Archive for February, 2009

PoC

Monday, February 9th, 2009

A new page is now online at poc.mseclab.com.
We plan to use such space to release tools, projects and, most of all, the proof-of-concept codes and test pages related to the published vulnerabilities.
The test page for a specific vulnerability will be accessible from the Advisories page, or by directly accessing the address above.
We hope this provides means of testing that can be used by anyone, including operators and manufacturers, for verifying vulnerabilities and solutions.

In this perspective, the possibility to remotely test HTC Touch handsets against the MSL-2008-002 vulnerability has just been released and is now available here.
Enjoy!

Noise on the line

Tuesday, February 3rd, 2009

The Wappush vulnerability, present on some Sony Ericsson handsets, has been discussed on several “places” on the web , after the release of our advisory.
We feel that, in order to avoid possible misconceptions, a few points need being remarked:

Calls in video: Performing a phone call is not required in order to allow the attack to take place. Rebooting will happen regardless of the activities being performed on the phone at the moment of the attack.

SMS messages: It is not needed to open a received SMS, for triggering the vulnerability. As shown in the video, the handset crashes upon SMS message reception, and no SMS message is displayed or present in the Message Inbox after the handset reboots.

IP packets: It is not needed to send an IP packet to a broadcast address in order to trigger the vulnerability. A crafted unicast packet, directed to the handset IP address, is all that is needed.

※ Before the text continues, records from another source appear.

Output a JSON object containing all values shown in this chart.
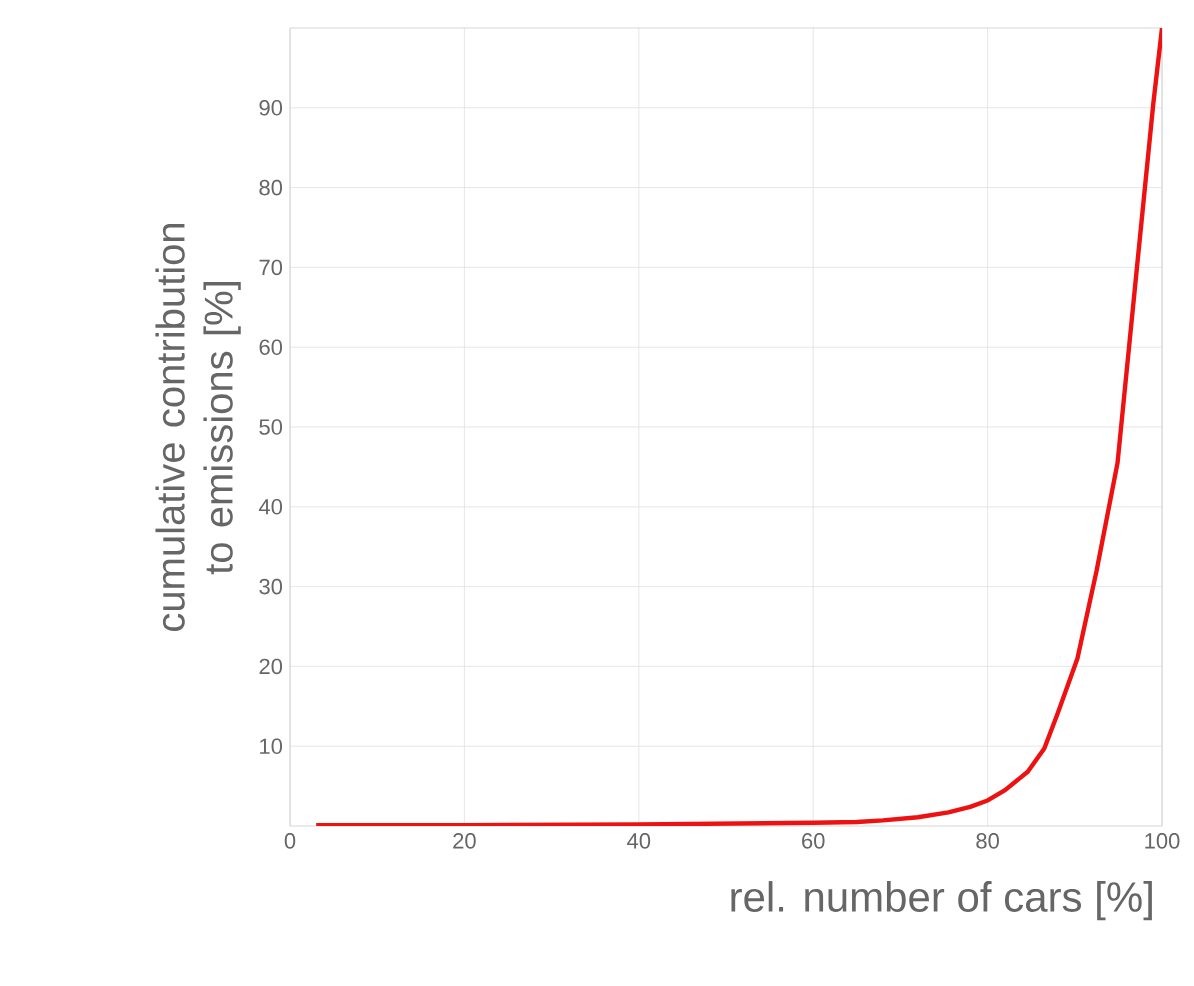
{
  "chart_data": {
    "type": "line",
    "xlabel": "rel. number of cars [%]",
    "ylabel": "cumulative contribution to emissions [%]",
    "x": [
      3,
      20,
      40,
      50,
      60,
      65,
      68,
      72,
      75.5,
      78,
      80,
      82,
      84.6,
      86.5,
      88,
      90.3,
      92.5,
      94.9,
      97.1,
      99,
      100
    ],
    "series": [
      {
        "color": "#ee1111",
        "values": [
          0.1,
          0.1,
          0.2,
          0.3,
          0.4,
          0.5,
          0.7,
          1.1,
          1.7,
          2.4,
          3.2,
          4.5,
          6.8,
          9.7,
          14,
          21,
          32,
          45.5,
          69.7,
          90.5,
          100
        ]
      }
    ],
    "xlim": [
      0,
      100
    ],
    "ylim": [
      0,
      100
    ],
    "xticks": [
      0,
      20,
      40,
      60,
      80,
      100
    ],
    "yticks": [
      10,
      20,
      30,
      40,
      50,
      60,
      70,
      80,
      90
    ],
    "grid": true,
    "marker": "none",
    "line_style": "solid"
  }
}
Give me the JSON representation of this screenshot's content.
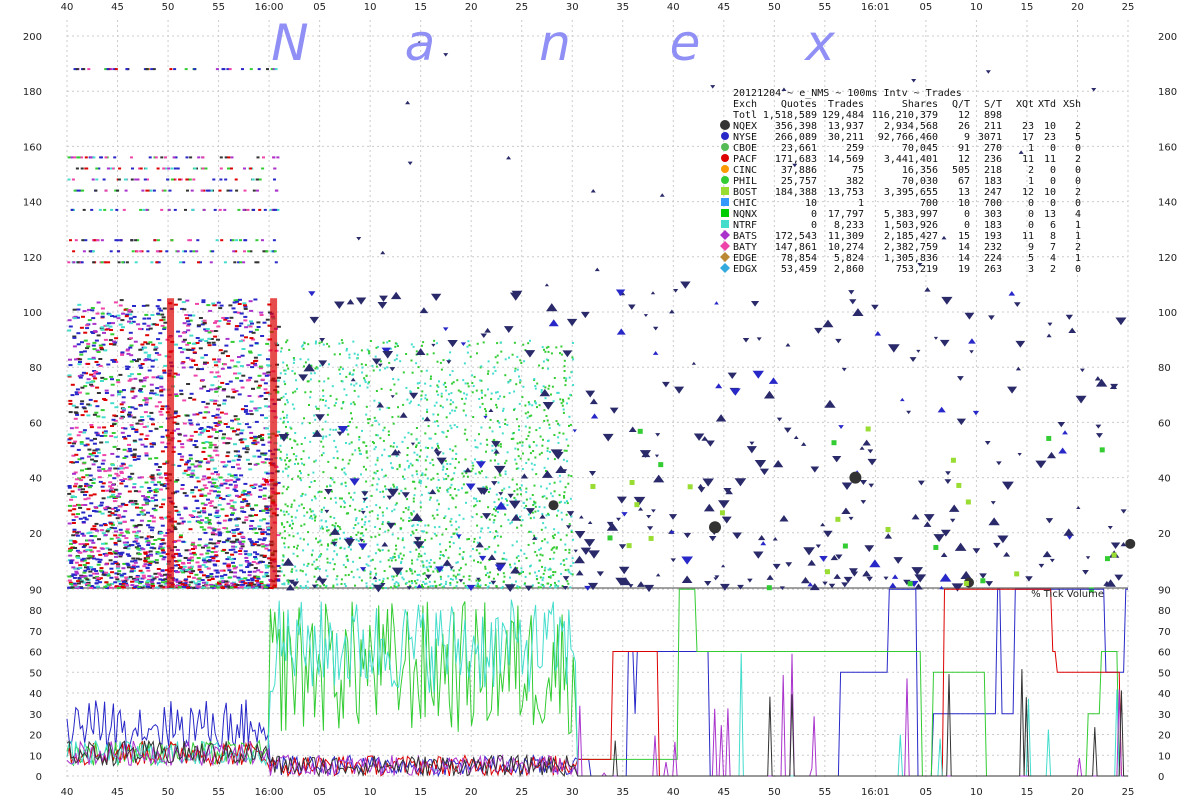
{
  "chart_data": [
    {
      "type": "scatter",
      "title": "20121204 ~ e_NMS ~ 100ms Intv ~ Trades",
      "watermark": [
        "N",
        "a",
        "n",
        "e",
        "x"
      ],
      "x_ticks": [
        "40",
        "45",
        "50",
        "55",
        "16:00",
        "05",
        "10",
        "15",
        "20",
        "25",
        "30",
        "35",
        "40",
        "45",
        "50",
        "55",
        "16:01",
        "05",
        "10",
        "15",
        "20",
        "25"
      ],
      "y_ticks": [
        20,
        40,
        60,
        80,
        100,
        120,
        140,
        160,
        180,
        200
      ],
      "y_baseline_label": "90",
      "ylim": [
        0,
        200
      ],
      "grid": true,
      "legend_placement": "top-right",
      "legend_columns": [
        "Exch",
        "Quotes",
        "Trades",
        "Shares",
        "Q/T",
        "S/T",
        "XQt",
        "XTd",
        "XSh"
      ],
      "legend_rows": [
        {
          "exch": "Totl",
          "marker": "none",
          "color": "#000000",
          "quotes": "1,518,589",
          "trades": "129,484",
          "shares": "116,210,379",
          "qt": "12",
          "st": "898",
          "xqt": "",
          "xtd": "",
          "xsh": ""
        },
        {
          "exch": "NQEX",
          "marker": "circle",
          "color": "#333333",
          "quotes": "356,398",
          "trades": "13,937",
          "shares": "2,934,568",
          "qt": "26",
          "st": "211",
          "xqt": "23",
          "xtd": "10",
          "xsh": "2"
        },
        {
          "exch": "NYSE",
          "marker": "circle",
          "color": "#2828c8",
          "quotes": "266,089",
          "trades": "30,211",
          "shares": "92,766,460",
          "qt": "9",
          "st": "3071",
          "xqt": "17",
          "xtd": "23",
          "xsh": "5"
        },
        {
          "exch": "CBOE",
          "marker": "circle",
          "color": "#55bb55",
          "quotes": "23,661",
          "trades": "259",
          "shares": "70,045",
          "qt": "91",
          "st": "270",
          "xqt": "1",
          "xtd": "0",
          "xsh": "0"
        },
        {
          "exch": "PACF",
          "marker": "circle",
          "color": "#dd0000",
          "quotes": "171,683",
          "trades": "14,569",
          "shares": "3,441,401",
          "qt": "12",
          "st": "236",
          "xqt": "11",
          "xtd": "11",
          "xsh": "2"
        },
        {
          "exch": "CINC",
          "marker": "circle",
          "color": "#ff9900",
          "quotes": "37,886",
          "trades": "75",
          "shares": "16,356",
          "qt": "505",
          "st": "218",
          "xqt": "2",
          "xtd": "0",
          "xsh": "0"
        },
        {
          "exch": "PHIL",
          "marker": "circle",
          "color": "#33cc33",
          "quotes": "25,757",
          "trades": "382",
          "shares": "70,030",
          "qt": "67",
          "st": "183",
          "xqt": "1",
          "xtd": "0",
          "xsh": "0"
        },
        {
          "exch": "BOST",
          "marker": "square",
          "color": "#99dd33",
          "quotes": "184,388",
          "trades": "13,753",
          "shares": "3,395,655",
          "qt": "13",
          "st": "247",
          "xqt": "12",
          "xtd": "10",
          "xsh": "2"
        },
        {
          "exch": "CHIC",
          "marker": "square",
          "color": "#3399ff",
          "quotes": "10",
          "trades": "1",
          "shares": "700",
          "qt": "10",
          "st": "700",
          "xqt": "0",
          "xtd": "0",
          "xsh": "0"
        },
        {
          "exch": "NQNX",
          "marker": "square",
          "color": "#00cc00",
          "quotes": "0",
          "trades": "17,797",
          "shares": "5,383,997",
          "qt": "0",
          "st": "303",
          "xqt": "0",
          "xtd": "13",
          "xsh": "4"
        },
        {
          "exch": "NTRF",
          "marker": "square",
          "color": "#44ddcc",
          "quotes": "0",
          "trades": "8,233",
          "shares": "1,503,926",
          "qt": "0",
          "st": "183",
          "xqt": "0",
          "xtd": "6",
          "xsh": "1"
        },
        {
          "exch": "BATS",
          "marker": "diamond",
          "color": "#aa33cc",
          "quotes": "172,543",
          "trades": "11,309",
          "shares": "2,185,427",
          "qt": "15",
          "st": "193",
          "xqt": "11",
          "xtd": "8",
          "xsh": "1"
        },
        {
          "exch": "BATY",
          "marker": "diamond",
          "color": "#ee44aa",
          "quotes": "147,861",
          "trades": "10,274",
          "shares": "2,382,759",
          "qt": "14",
          "st": "232",
          "xqt": "9",
          "xtd": "7",
          "xsh": "2"
        },
        {
          "exch": "EDGE",
          "marker": "diamond",
          "color": "#bb8833",
          "quotes": "78,854",
          "trades": "5,824",
          "shares": "1,305,836",
          "qt": "14",
          "st": "224",
          "xqt": "5",
          "xtd": "4",
          "xsh": "1"
        },
        {
          "exch": "EDGX",
          "marker": "diamond",
          "color": "#33aadd",
          "quotes": "53,459",
          "trades": "2,860",
          "shares": "753,219",
          "qt": "19",
          "st": "263",
          "xqt": "3",
          "xtd": "2",
          "xsh": "0"
        }
      ]
    },
    {
      "type": "line",
      "title": "% Tick Volume",
      "x_ticks": [
        "40",
        "45",
        "50",
        "55",
        "16:00",
        "05",
        "10",
        "15",
        "20",
        "25",
        "30",
        "35",
        "40",
        "45",
        "50",
        "55",
        "16:01",
        "05",
        "10",
        "15",
        "20",
        "25"
      ],
      "y_ticks": [
        0,
        10,
        20,
        30,
        40,
        50,
        60,
        70,
        80,
        90
      ],
      "ylim": [
        0,
        90
      ],
      "grid": true,
      "series_colors": [
        "#2828c8",
        "#33cc33",
        "#dd0000",
        "#44ddcc",
        "#aa33cc",
        "#333333"
      ]
    }
  ]
}
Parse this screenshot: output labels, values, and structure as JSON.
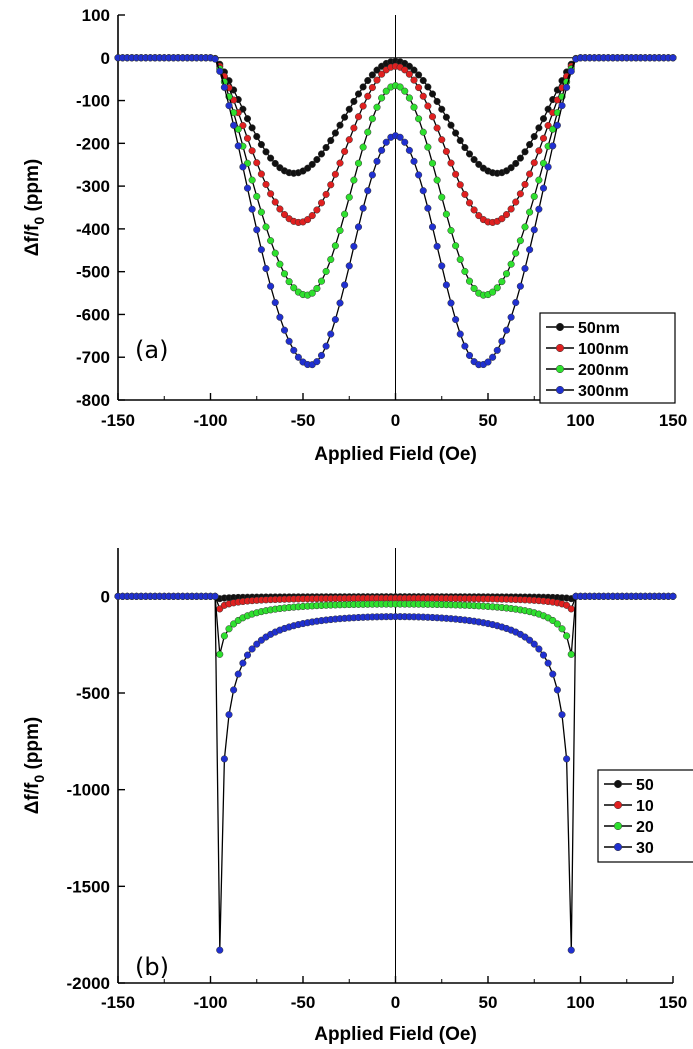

Operator IP Networks: We don’t know of any Mobile Operator allowing broadcast IP packets in their networks. On the other hand, at the time writing, there are Mobile Operators that assign unfiltered public IP addresses to handsets connecting to the Internet.

Tools: Despite of what has been stated elsewhere, we are not aware of any public tool that is able to exploit the vulnerability, either by using IP or SMS.

Active exploitations: Up to now, we have not heard of any hostile activity that has taken place exploiting the issue.

With regard to these specific points, we would be interested to hear of anything different.